Demand for Gesture Recognition is on the Rise
Gesture recognition is a computer vision field that encompasses a set of image and video processing algorithms that capture, analyze, and interpret human bodily motion, mainly hand movements and facial expressions. As we have already addressed some of the concepts of facial expression analysis, such as face recognition, head tilting detection, eye tracking, in our article on drowsiness detection we will focus on hand gesture recognition from now on.
How We Built AI-based Hand Gesture Recognition System
Our internal R&D team developed a camera-based hand gesture recognition system. Limited by 10 static hand gestures it uses custom CNN to analyze infrared images and video. Read on to find out how we achieved 97%+ recognition accuracy.
Step 1. Dataset Creation
We have created a dataset of infra-red images of 10 distinct static hand gestures. The dataset contains 6 single-handed gestures and 4 two-handed gestures performed by different people under different conditions, e. g. at various angles and distances to the IR camera. We have gathered around 1,000 samples per gesture and applied data augmentation to the training dataset afterwards.
See the hand gestures we have selected to be recognized by our AI model:
![]() OK or ring gesture | ![]() ILY sign | ![]() V sign | ![]() Vulcan salutation | ![]() Finger gun |
![]() High five | ![]() Fist bump | ![]() Thumbs up | ![]() Pray sign | ![]() Hand heart |
Step 2. AI Model Training
We have built an appearance-based AI model to perform the classification of input visual information into 11 classes, as we consider the absence of any hand gesture as the 11th class. Only left-frame images captured by IR-camera were taken into account and these so-called depth maps were used to train a custom-build CNN.

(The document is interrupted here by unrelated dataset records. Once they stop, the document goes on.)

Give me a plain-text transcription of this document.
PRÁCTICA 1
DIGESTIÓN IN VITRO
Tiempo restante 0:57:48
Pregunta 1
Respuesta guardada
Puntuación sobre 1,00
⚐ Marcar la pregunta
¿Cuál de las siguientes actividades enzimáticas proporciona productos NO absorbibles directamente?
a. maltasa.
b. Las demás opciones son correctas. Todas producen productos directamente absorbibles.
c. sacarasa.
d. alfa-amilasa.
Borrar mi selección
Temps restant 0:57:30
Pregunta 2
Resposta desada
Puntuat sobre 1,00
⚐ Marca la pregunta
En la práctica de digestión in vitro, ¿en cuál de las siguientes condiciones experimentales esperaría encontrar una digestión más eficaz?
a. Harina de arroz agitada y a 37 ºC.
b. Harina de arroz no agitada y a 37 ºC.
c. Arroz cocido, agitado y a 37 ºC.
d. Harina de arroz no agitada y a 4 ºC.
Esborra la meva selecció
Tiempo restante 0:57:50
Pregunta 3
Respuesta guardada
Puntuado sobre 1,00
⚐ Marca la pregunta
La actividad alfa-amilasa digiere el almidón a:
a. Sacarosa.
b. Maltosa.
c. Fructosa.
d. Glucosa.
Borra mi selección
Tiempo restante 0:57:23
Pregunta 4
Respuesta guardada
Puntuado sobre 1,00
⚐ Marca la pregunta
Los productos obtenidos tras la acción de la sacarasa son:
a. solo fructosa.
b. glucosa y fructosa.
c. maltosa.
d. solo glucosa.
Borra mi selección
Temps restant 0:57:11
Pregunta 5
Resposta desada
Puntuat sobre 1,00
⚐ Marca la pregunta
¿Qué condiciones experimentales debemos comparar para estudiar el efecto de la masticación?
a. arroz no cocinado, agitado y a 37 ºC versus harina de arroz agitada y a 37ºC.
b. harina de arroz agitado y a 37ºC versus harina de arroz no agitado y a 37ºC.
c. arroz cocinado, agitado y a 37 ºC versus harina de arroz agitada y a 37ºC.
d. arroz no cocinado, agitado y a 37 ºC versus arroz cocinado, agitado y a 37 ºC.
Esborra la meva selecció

Step 3. Real-life Implementation
The created hand gesture recognition model can analyze both images and video. The only difference in the algorithm is the additional post-processing step taken while processing the video stream to smooth out recognition results. We achieve it by applying a temporal filter, which in our case is a weighted averaging of the recognition results obtained for successive frames of the video sequence. This common technique is often employed to remove noise from video or audio signals and reduce errors. See for yourself how we reached an average of 97% hand gesture recognition accuracy on real-world data.
Exploring Approaches to Hand Gesture Recognition
We have mentioned that our hand gesture recognition model is appearance-based. But what does that mean? Let’s dwell on the existing approaches to gesture recognition and the differences between them.

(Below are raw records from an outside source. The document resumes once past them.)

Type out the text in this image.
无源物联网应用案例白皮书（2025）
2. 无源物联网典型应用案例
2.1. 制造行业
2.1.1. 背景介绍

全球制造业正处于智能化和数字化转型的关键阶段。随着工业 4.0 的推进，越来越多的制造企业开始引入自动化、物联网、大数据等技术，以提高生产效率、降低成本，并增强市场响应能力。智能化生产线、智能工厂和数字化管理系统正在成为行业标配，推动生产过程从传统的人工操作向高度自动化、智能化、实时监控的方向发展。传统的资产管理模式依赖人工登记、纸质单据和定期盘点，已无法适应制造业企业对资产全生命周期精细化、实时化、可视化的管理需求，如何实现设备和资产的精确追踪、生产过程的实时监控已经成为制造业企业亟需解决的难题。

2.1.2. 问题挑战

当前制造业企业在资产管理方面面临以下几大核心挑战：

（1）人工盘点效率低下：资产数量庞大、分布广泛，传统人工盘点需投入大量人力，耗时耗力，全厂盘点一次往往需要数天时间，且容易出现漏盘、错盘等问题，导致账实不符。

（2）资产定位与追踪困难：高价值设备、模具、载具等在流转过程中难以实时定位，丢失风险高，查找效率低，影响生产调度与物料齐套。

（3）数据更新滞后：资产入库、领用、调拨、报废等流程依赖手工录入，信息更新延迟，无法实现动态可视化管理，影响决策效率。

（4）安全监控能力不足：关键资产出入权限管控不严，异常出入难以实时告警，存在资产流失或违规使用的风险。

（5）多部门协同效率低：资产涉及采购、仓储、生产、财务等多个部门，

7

- Shape-based methods represent a hand by its contour or mask (inverted silhouette) and perform gesture recognition based solely on this information. As only low-level features, e. g. contour/area ratio, length and thickness of fingers and palm, number of unfolded fingers, can be derived from such input, shape-based approaches lack accuracy for efficient gesture recognition.

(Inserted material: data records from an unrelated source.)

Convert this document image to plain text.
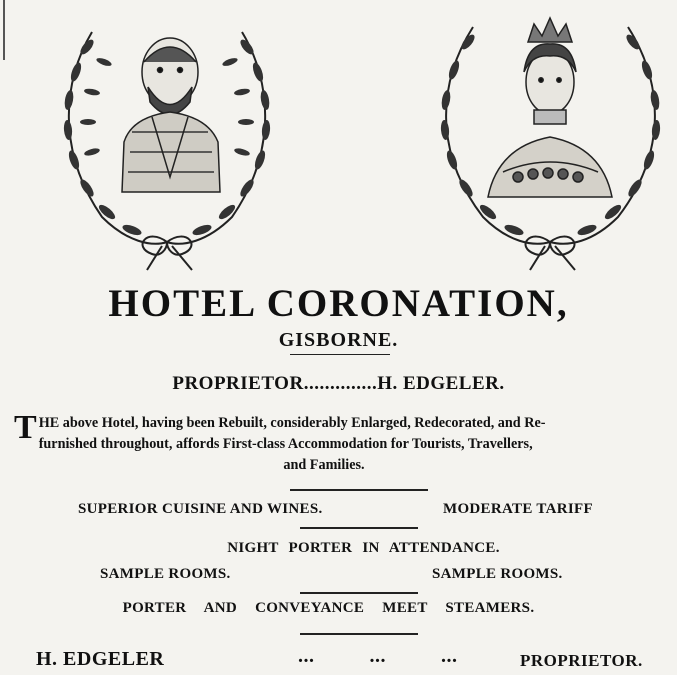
HOTEL CORONATION,
GISBORNE.
PROPRIETOR..............H. EDGELER.
T HE above Hotel, having been Rebuilt, considerably Enlarged, Redecorated, and Re-
furnished throughout, affords First-class Accommodation for Tourists, Travellers,

and Families.
SUPERIOR CUISINE AND WINES.	MODERATE TARIFF
NIGHT PORTER IN ATTENDANCE.
SAMPLE ROOMS.	SAMPLE ROOMS.
PORTER AND CONVEYANCE MEET STEAMERS.
H. EDGELER	...          ...          ...	PROPRIETOR.
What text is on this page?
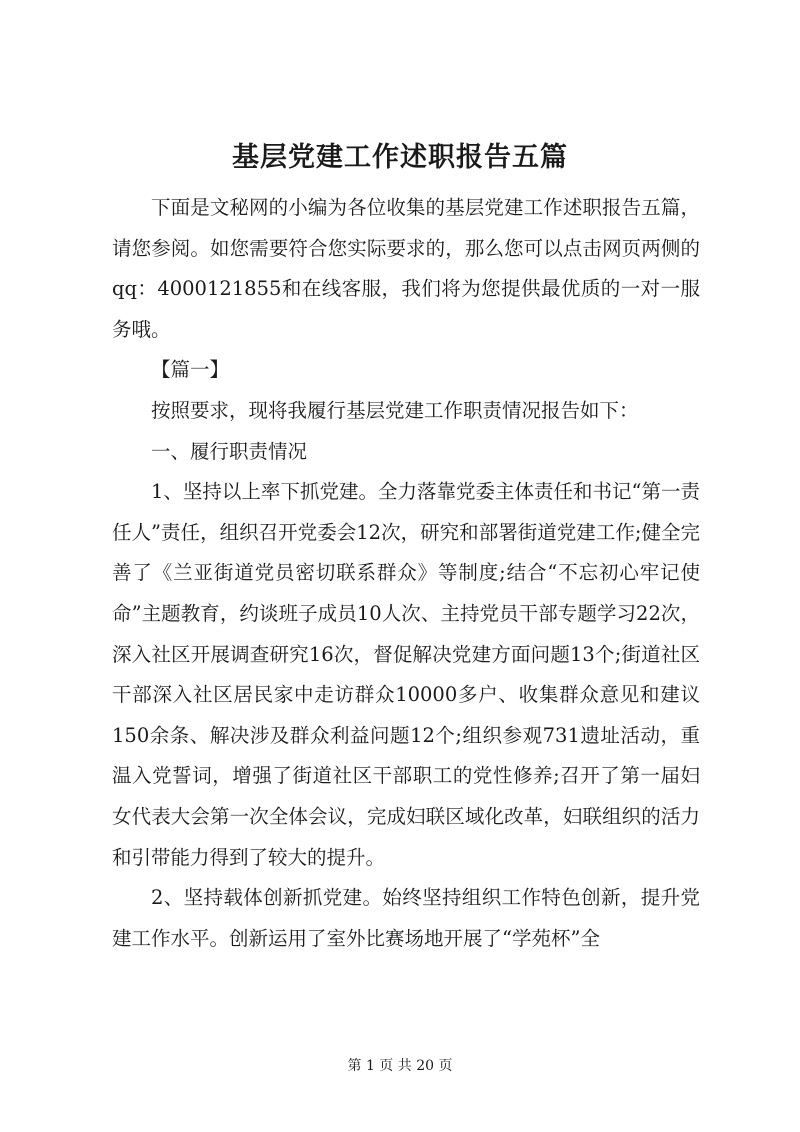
基层党建工作述职报告五篇

下面是文秘网的小编为各位收集的基层党建工作述职报告五篇，请您参阅。如您需要符合您实际要求的，那么您可以点击网页两侧的qq：4000121855和在线客服，我们将为您提供最优质的一对一服务哦。

【篇一】

按照要求，现将我履行基层党建工作职责情况报告如下：

一、履行职责情况

1、坚持以上率下抓党建。全力落靠党委主体责任和书记“第一责任人”责任，组织召开党委会12次，研究和部署街道党建工作;健全完善了《兰亚街道党员密切联系群众》等制度;结合“不忘初心牢记使命”主题教育，约谈班子成员10人次、主持党员干部专题学习22次，深入社区开展调查研究16次，督促解决党建方面问题13个;街道社区干部深入社区居民家中走访群众10000多户、收集群众意见和建议150余条、解决涉及群众利益问题12个;组织参观731遗址活动，重温入党誓词，增强了街道社区干部职工的党性修养;召开了第一届妇女代表大会第一次全体会议，完成妇联区域化改革，妇联组织的活力和引带能力得到了较大的提升。

2、坚持载体创新抓党建。始终坚持组织工作特色创新，提升党建工作水平。创新运用了室外比赛场地开展了“学苑杯”全

第 1 页 共 20 页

- Appearance-based models use only the general appearance of a hand. They extract features, e. g. corners, edges, global descriptors, and compare them with previously learned training images to match the unknown input image with the most similar known one and make a prediction about the hand gesture based on found similarity. Appearance-based approaches utilize Machine Learning models of different complexity – from kNN and decision trees to deep neural networks, to classify hand gestures and the final gesture recognition accuracy depends mostly on the quality of dataset used for training and robustness of the ML model.
- Model-based or Volumetric gesture recognition algorithms approximate a hand with its 3D model to analyze its position and movements in the three-dimensional space. This method requires capturing information about the shape of a hand which is often achieved by using stereo cameras or 3D sensors. Another way of recovering the necessary three-dimensional information is by applying Structure from Motion photogrammetric technique to several 2D photos of a hand captured from different views. The 3D hand model is computed from the produced point cloud and is used for further analysis. As the model-based approach is computationally expensive it is not used for real-time gesture recognition applications and is mostly applied in computer animation.
- Skeletal-based approaches detect the keypoints (joints) of a hand and compute its virtual skeleton. Around 20 keypoints can be detected on a hand, just enough to accurately recognize both static and dynamic hand gestures. Skeletal representation is now becoming the most common way to perform hand gesture recognition.